“啊……”
我浑身大汗淋漓,双手掐着脖子,呼吸十分艰难,黑暗又瘟臭的气味,将惶恐的我从噩梦中惊醒。
我又做噩梦了。
梦到我被人吊在房梁上给杀死了。
这个噩梦,伴随着我度过了四年。
四年来,我跟冯叔东躲西藏的,在南城白沙洲城中村苟且偷生。
我父母死后,我失去了经济来源,我也不敢像是正常人一样生活。
因为,我害怕金主会找上门来,杀了我。
我父母绝望地自杀,就是无法承受金主的压力。
而冯叔虽然没死,但是,比死了,要更加的痛苦。
他觉得,是他害死了我父母,如果,不是他想要拿一笔巨款退休,执意接下来那一单,我父母,也不会自杀身亡。
更恐怖的是金主的压力,损失那么多钱,金主直接在行业下达了找到我们的命令。
是活要见人,死要见尸的绝令。
这四年来,他活在愧疚与被害妄想症之中。
他每天都在教我钻研股市,练习操盘技巧,充满执念的想要我杀回股市,重振当年雄风,但是,每当我父母忌日的时候,他就会发疯,嘴里不停的念叨着一句话。
“我们都是凡人,不要再碰股票,绝对不能碰股票……”
那时候,他就会发疯了似的,满世界的逃跑,像是要躲避什么似的。
这四年来,我们过的很艰苦。
人不人鬼不鬼。
我真的很想结束这一切。
“小豪是不是仇人来了?你快跑,快跑啊……”
冯叔疯疯癫癫地抓着我,要带着我逃走。
我赶紧拉住冯叔,艰难地说:“只是做噩梦而已,冯叔,没事的。

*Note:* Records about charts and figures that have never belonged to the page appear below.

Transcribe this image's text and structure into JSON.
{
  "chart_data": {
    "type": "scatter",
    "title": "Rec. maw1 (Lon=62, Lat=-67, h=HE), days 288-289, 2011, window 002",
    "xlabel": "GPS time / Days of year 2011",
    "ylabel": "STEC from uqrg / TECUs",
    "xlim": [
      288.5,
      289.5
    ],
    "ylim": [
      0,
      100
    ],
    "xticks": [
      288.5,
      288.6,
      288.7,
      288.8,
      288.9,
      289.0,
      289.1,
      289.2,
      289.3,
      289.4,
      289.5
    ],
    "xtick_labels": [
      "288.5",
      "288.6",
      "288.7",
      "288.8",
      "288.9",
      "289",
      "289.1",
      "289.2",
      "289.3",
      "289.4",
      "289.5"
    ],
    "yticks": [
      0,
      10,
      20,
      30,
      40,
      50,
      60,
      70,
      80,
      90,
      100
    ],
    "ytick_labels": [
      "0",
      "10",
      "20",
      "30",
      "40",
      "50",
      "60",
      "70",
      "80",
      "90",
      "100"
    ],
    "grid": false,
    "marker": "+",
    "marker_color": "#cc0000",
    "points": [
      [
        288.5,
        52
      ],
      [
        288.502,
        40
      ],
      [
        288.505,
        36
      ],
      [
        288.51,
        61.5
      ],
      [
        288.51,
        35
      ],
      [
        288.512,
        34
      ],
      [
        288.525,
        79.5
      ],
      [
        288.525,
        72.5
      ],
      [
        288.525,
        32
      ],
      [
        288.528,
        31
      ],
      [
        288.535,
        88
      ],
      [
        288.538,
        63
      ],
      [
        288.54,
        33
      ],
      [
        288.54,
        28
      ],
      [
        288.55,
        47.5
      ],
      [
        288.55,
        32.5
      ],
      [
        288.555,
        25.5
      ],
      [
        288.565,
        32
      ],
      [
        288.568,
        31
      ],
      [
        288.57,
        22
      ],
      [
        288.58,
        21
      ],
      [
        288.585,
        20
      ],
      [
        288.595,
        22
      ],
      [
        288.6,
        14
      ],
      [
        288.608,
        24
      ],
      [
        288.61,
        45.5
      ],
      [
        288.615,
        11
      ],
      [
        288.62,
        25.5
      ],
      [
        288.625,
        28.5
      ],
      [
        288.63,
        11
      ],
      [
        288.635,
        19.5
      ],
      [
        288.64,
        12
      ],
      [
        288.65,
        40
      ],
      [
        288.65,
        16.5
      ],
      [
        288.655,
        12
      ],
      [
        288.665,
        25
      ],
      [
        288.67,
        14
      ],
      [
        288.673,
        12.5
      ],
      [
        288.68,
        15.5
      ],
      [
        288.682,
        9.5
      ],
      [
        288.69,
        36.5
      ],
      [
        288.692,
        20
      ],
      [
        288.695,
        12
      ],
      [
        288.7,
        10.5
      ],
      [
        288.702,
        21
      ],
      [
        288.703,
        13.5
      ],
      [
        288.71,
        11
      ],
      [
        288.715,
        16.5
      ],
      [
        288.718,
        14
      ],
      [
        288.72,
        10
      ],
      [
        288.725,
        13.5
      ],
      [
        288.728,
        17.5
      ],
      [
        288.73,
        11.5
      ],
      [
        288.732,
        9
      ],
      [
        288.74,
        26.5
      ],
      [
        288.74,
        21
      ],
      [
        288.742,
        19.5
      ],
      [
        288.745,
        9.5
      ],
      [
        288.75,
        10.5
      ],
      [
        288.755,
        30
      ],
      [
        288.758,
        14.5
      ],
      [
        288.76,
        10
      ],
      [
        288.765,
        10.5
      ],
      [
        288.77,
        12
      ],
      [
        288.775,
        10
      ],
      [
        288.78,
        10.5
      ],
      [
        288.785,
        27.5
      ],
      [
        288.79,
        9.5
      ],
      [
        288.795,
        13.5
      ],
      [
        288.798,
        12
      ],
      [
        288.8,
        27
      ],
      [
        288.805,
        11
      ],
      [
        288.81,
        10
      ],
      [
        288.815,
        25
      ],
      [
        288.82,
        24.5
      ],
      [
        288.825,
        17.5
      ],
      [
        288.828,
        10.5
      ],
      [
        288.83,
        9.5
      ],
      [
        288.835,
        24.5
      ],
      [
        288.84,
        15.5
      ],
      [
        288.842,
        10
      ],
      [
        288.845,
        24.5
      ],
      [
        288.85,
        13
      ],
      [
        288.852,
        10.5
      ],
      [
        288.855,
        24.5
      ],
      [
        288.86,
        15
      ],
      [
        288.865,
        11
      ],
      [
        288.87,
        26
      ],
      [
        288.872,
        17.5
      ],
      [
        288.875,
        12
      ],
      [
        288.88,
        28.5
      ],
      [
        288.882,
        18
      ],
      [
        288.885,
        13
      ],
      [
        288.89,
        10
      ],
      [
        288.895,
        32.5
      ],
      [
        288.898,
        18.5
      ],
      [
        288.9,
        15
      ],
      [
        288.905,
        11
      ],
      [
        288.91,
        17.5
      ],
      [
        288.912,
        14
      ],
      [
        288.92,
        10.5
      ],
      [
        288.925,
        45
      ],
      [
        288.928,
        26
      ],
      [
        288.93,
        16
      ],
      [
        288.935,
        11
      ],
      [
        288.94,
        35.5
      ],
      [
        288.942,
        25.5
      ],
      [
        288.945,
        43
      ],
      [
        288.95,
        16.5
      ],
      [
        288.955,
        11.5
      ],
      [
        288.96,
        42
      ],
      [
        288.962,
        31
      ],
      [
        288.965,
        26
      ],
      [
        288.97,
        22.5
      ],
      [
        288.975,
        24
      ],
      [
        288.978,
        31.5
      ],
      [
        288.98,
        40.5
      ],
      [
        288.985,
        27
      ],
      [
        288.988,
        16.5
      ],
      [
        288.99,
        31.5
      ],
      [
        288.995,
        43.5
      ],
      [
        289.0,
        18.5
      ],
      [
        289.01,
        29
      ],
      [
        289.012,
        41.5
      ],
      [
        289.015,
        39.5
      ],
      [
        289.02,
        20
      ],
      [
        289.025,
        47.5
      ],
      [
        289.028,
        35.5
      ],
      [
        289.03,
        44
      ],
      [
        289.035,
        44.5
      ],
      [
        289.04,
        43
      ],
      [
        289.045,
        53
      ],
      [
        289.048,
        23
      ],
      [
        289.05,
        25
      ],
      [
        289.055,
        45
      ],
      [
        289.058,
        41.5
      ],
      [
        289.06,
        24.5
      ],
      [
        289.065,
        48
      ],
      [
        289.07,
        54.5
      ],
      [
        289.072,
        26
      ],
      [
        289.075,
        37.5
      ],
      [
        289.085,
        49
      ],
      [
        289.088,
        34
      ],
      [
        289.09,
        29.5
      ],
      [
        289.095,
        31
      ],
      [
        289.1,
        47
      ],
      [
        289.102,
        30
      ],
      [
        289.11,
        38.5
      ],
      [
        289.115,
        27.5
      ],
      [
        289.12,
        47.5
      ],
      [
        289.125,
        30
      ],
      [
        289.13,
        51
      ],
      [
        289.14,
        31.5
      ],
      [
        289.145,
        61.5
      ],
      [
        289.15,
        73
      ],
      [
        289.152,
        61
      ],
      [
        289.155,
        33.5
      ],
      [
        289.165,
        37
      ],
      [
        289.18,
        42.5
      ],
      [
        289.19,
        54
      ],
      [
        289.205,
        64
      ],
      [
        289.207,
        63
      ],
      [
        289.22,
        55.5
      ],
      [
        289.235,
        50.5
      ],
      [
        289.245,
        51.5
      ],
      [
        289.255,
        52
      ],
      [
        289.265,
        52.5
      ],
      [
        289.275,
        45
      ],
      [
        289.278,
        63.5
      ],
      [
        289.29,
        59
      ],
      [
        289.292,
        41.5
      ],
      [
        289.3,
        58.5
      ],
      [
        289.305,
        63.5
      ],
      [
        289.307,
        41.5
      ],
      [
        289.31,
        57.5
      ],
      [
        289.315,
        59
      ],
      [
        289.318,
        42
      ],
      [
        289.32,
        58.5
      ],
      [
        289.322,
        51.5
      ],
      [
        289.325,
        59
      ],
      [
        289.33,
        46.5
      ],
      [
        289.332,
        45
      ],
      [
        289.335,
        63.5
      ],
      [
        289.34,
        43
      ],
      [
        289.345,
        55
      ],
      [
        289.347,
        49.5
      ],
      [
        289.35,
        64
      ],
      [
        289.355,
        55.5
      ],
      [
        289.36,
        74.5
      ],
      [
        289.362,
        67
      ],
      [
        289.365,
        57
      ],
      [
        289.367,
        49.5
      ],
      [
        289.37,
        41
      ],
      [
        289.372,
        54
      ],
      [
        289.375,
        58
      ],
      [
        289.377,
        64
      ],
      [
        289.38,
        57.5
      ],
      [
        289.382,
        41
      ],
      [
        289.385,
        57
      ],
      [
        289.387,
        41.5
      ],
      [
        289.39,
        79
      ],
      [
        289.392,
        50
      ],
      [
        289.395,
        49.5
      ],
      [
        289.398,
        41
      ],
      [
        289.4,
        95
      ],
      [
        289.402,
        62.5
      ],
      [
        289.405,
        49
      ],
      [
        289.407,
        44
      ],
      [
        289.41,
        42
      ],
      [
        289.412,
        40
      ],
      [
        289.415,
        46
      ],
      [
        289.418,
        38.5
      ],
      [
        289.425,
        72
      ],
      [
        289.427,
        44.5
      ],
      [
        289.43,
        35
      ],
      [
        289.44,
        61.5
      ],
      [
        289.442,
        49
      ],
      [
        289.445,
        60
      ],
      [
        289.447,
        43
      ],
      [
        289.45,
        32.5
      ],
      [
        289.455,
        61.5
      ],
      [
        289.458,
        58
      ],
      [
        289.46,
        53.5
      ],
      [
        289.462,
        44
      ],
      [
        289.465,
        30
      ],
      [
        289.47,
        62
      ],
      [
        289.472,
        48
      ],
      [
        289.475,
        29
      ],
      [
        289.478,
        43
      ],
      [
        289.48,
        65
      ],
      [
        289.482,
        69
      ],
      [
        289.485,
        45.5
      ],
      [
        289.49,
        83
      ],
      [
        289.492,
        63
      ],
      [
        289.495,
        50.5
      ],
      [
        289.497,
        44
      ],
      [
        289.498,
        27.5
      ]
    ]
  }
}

”
我看着冯叔那张布满皱纹的老脸,满头白发,疯疯癫癫的,这四年来,我们两个人都活的像是鬼一样。
有一点风吹草动,我们两个人都会吓的慌不择路,夺命而逃。
“草他妈的,真是倒了霉了,住到这种房间,一屋子神经病……”
我听到对面床上的人嘟嘟囔囔的抱怨着。
我心里也很愧疚。
房间里并不只有我跟冯叔,这间房子,其实住了十六个人。
十几个大汉挤一个房间,致使房间里充满了恶臭,不过这种房子,是我们这些打零工做日结的最理想的休息场所。
因为便宜,而且随住随走。
可是,即便每天只要15块钱,我们都付不起,我已经三天没有找到零工了。
最近冯叔的精神状况越来越差劲,他已经连续三天三夜没有合眼了,总是说,我爸妈在他身边,要他赔命,他不敢闭眼睛。
所以,我只能留下来照顾他。
突然“咚”的一声巨响,房门被打开了,刺眼的光照射进来,让我觉得痛苦的闭上眼睛。
一个三十多岁的中年人,拿着铁棍敲打床铺,将睡在床铺上的人都给吵醒了。